When the Holy Spirit says, “Love your neighbour as yourself,” he is assuming we already love ourselves in a sense that’s different from affectionate feelings for ourselves.  What he means is that we normally do what we can to avoid being hurt.  If you step on a nail, you’re going to pull that nail out of your foot.  We normally do what we can to avoid being uncomfortable.  If you’re cold at night, you’re going to pull a blanket over you.  If you’re dehydrated and your lips are parched, you’re going to look for water to drink.  The love for self assumed here as being normal is really what we call self-preservation.  Normally, people take care of themselves.  You want to avoid pain and discomfort.  That’s normal – we can grant that there are abnormal situations where people pursue pain or discomfort, self-harm, even suicide.  But self-preservation is the normal, typical human behaviour. 

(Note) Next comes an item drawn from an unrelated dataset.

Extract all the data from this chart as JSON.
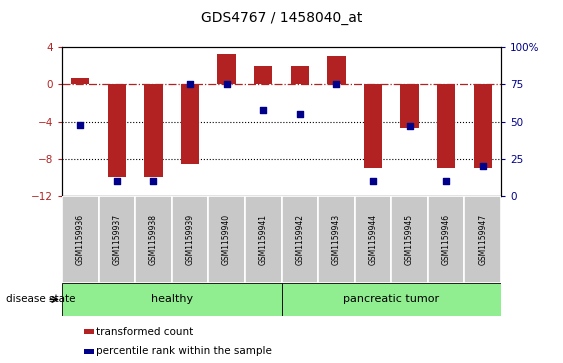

So just as we take care of ourselves, we’re to take care for those around us as well.  Just as we try to keep ourselves from pain and hurt, so we ought to do the same for others.  We ought to be looking not only to our own needs, but also to the needs of those whom God has placed in our lives.  That’s the basic meaning of the commandment to love others as you love yourself.  The so-called Golden Rule captures the essence of it.  Jesus said in Luke 6:31, “And as you wish that others would do to you, do so to them.”  That’s what it means to love your neighbour as yourself.  Treat others as you want to be treated and as you treat yourself.  That’s God will for our lives. It’s not something we do to earn our standing with God.  Instead, it’s a thankful response to the standing we already have with God by grace and only through what Christ has done.  It’s also not something we can do in our own power.  Loving others in God’s way can only be done with God’s Spirit.  So, if you’re like me and see that there’s a lot of ways you could improve in loving others as you love yourself, that’s something for which to pray.   I can assure you that’s a prayer that God loves to hear and one which he’ll answer.